Very much agreed.
It should be enough. IFS's gola is to have external customers account for approximately one-third of its revenue, which should be sufficient for its biz model.
Currently, there's a widespread assumption that TSMC will maintain its technical leadership indefinitely without any significant missteps. However, how long can this assumption be held true? For instance, SemiAnalysis reports that while TSMC's backside power implementation is more advanced than IFS's PowerVia technology, it is also more complex and potentially carries higher risks. This highlights that even industry leaders can face technical challenges and uncertainties.
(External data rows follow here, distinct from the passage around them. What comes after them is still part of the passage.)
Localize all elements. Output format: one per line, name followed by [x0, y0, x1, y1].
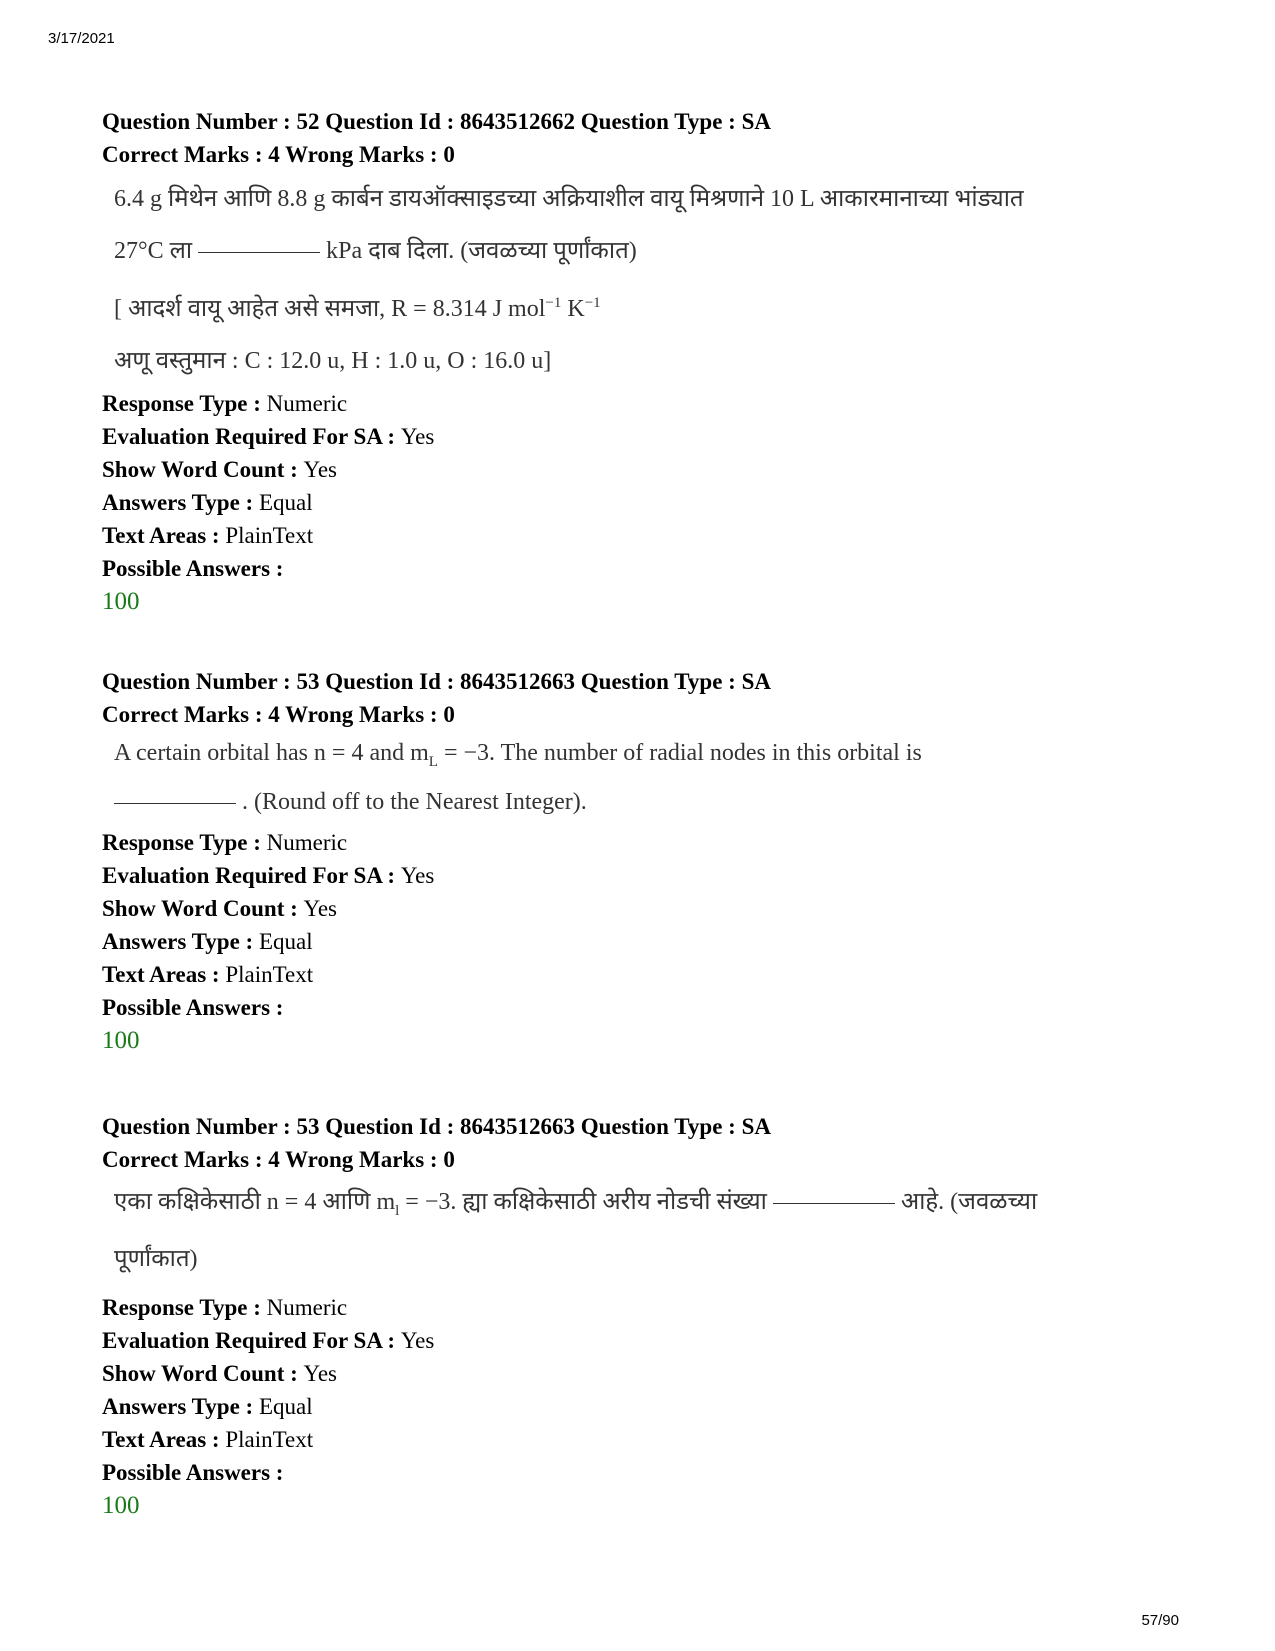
show-word-count: Show Word Count : Yes: [102, 895, 337, 921]
possible-answers-label: Possible Answers :: [102, 556, 284, 581]
question-text: [114, 733, 1204, 822]
question-marks: Correct Marks : 4 Wrong Marks : 0: [102, 142, 455, 167]
question-text-line: [ आदर्श वायू आहेत असे समजा, R = 8.314 J mol$^{-1}$ $K^{-1}$: [114, 295, 601, 322]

Which is precisely why TSMC is introducing BSPD as a "second-step" 2nm process (now called A16) after introducing GAA in 2nm (which is pretty much 3nm metal with new transistors underneath) -- do one big new thing at a time to reduce risk, and so it's not a total disaster if things get delayed or have problems. Which is where Intel fell over with 10nm, trying to do too many radical changes all at the same time, they tried to do a massive leap forwards and fell over... :-(
I expect A16 will be a "pipecleaner" for BSPD like N7+ was for EUV -- and for the same reason, not so many customers because of increased risk (perceived or real) with new technologies and that layouts/libraries are not compatible with N2 so there's no quick/easy switchover in either direction. Once BSPD has been thoroughly debugged and derisked by A16 it'll be adopted much more widely (in A14?), like N5 was as the first big-EUV process following the N7+ pipecleaner.